Среда, 25 Январь 2023

ВЕРОНИКА ТОЛСТОВА. ТУДА, ГДЕ БОЛЬ

Статья добавлена 28 Октябрь 2019

 «Я кайфую от своей работы сейчас! Я приезжаю к людям, разговариваю с ними, там море эмоций, море боли. Пытаюсь помочь им с этим справиться и помогаю». 

Благотворительный фонд «Ради жизни» на протяжении девяти лет был известен как «Хоспис — детям». В этом году название некоммерческой организации изменилось, а вот принципы остались прежними: ценность имеет каждая минута любой жизни и за эти минуты можно и нужно бороться.  Хотя вести эту борьбу, не имея большой и надежной финансовой «подушки» и административной поддержки — порой очень непросто. Руководитель фонда Вероника Толстова говорит о работе в детском паллиативе так: «Это история про меня». Вероятно, имея в виду историю своей семьи, неуспокоенность и веру в дело, которое выбрала сама.

 

В какие моменты начинает совершаться судьба, никто не скажет наверняка.
Но некоторые повороты жизни, резкие, с безжалостными «заносами» — точно влияют
на будущее. Обычная семья: мама, папа, старшая сестра. Обычная школа, где ты на хорошем счету
и мечтаешь об инязе. Музыкалка с удовольствием, с очевидными успехами, но без планов на будущее… Юность, фантазии, беспечность.
ВСЕ МЕНЯЕТСЯ ВНЕЗАПНО И НЕ ПО ТВОЕЙ ВОЛЕ.

 

ВОЛШЕБНИК-НЕДОУЧКА

Мне было 14, когда заболела мама. У нее выявили онкологию. Она была ответственная очень за нас, девочек, и в спешном порядке начала «подбивать дела», приводить их в порядок, чтобы «не оставить дочерям хвостов». 

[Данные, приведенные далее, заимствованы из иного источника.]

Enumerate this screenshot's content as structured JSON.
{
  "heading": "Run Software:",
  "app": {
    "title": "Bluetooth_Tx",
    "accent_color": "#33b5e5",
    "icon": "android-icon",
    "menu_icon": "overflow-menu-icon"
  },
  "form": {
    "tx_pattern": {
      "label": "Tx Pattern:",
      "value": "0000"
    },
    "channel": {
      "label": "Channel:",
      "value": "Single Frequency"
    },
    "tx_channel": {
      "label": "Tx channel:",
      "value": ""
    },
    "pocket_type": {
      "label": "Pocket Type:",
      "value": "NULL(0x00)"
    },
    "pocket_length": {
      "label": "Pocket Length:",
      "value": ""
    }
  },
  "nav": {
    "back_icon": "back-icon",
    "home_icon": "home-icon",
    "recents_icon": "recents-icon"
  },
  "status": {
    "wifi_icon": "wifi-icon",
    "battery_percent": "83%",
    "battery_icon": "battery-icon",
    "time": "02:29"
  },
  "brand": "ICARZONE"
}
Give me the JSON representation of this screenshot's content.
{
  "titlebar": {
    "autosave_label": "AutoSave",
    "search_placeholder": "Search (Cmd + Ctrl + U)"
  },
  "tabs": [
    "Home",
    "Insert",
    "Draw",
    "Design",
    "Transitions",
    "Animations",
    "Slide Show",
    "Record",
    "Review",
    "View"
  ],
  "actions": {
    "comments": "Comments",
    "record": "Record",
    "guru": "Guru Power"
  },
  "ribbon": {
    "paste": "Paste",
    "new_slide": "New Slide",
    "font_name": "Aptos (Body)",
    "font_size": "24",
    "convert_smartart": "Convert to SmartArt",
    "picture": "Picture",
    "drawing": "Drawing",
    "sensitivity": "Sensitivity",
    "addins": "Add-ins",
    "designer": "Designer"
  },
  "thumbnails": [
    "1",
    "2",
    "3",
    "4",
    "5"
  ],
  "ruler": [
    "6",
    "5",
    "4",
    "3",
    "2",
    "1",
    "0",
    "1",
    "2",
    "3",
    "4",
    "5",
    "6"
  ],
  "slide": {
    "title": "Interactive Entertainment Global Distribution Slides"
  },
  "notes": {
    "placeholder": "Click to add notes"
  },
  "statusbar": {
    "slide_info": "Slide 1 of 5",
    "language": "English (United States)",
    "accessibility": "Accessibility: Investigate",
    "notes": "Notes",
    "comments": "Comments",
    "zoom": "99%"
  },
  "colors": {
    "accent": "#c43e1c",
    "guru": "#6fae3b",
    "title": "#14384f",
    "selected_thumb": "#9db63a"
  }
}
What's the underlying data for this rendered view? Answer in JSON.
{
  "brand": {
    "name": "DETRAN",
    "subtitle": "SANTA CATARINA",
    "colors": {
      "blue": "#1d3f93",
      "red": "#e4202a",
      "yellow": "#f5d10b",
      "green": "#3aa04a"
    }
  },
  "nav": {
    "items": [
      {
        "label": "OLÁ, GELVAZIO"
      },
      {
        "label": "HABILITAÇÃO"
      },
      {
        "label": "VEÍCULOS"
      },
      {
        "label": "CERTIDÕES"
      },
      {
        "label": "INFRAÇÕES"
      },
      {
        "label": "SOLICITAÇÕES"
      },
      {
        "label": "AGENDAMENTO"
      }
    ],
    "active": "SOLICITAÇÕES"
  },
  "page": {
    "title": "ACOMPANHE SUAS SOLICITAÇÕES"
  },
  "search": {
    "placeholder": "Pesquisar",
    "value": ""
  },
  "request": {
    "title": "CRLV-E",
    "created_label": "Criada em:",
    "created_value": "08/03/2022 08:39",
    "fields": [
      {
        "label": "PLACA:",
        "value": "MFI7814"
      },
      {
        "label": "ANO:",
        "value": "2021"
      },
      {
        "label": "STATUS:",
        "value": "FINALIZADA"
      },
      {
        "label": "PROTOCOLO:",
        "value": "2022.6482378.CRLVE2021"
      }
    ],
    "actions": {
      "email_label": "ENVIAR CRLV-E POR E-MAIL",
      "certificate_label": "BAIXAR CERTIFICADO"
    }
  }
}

Сказала мне: «Давай-ка, дочь, получи-ка хоть какую-нибудь специальность. Неизвестно, сколько я проживу, поступай в музыкальное училище». Ослушаться было невозможно. Чтобы поступить, пришлось выкрасть из школы аттестат — мне его не хотели отдавать, педагоги настаивали: «Ты должна учиться дальше». А училище, по сравнению с музыкальной школой — каторга, совсем другая история. Я люблю музыку, но заниматься ей профессионально, сидеть по 5-6 часов за инструментом никогда не мечтала. С последнего курса ушла, не доучилась.

Мама прожила ещё тридцать лет после выявленного диагноза. Мы похоронили ее 2 года назад. А тогда мне, недообразованной юной барышне, пришло время работать. Начинала санитаркой в санатории «Сигнал», потом там же стала культоргом. Успела поработать воспитателем в детском саду. Замужество на несколько лет привело меня в Армению, потом обратно в Обнинск. Родились две дочки, обе уже взрослые, сами строят свою жизнь. Они независимые, с характером, но при этом в них много тепла, любви ко мне и человеческой доброты. Брак со временем исчерпал себя, перестал существовать, а вот дружеские и партнерские отношения — остались. Мой первый муж – прекрасный человек, по сей день поддерживает меня, в том числе и в работе фонда.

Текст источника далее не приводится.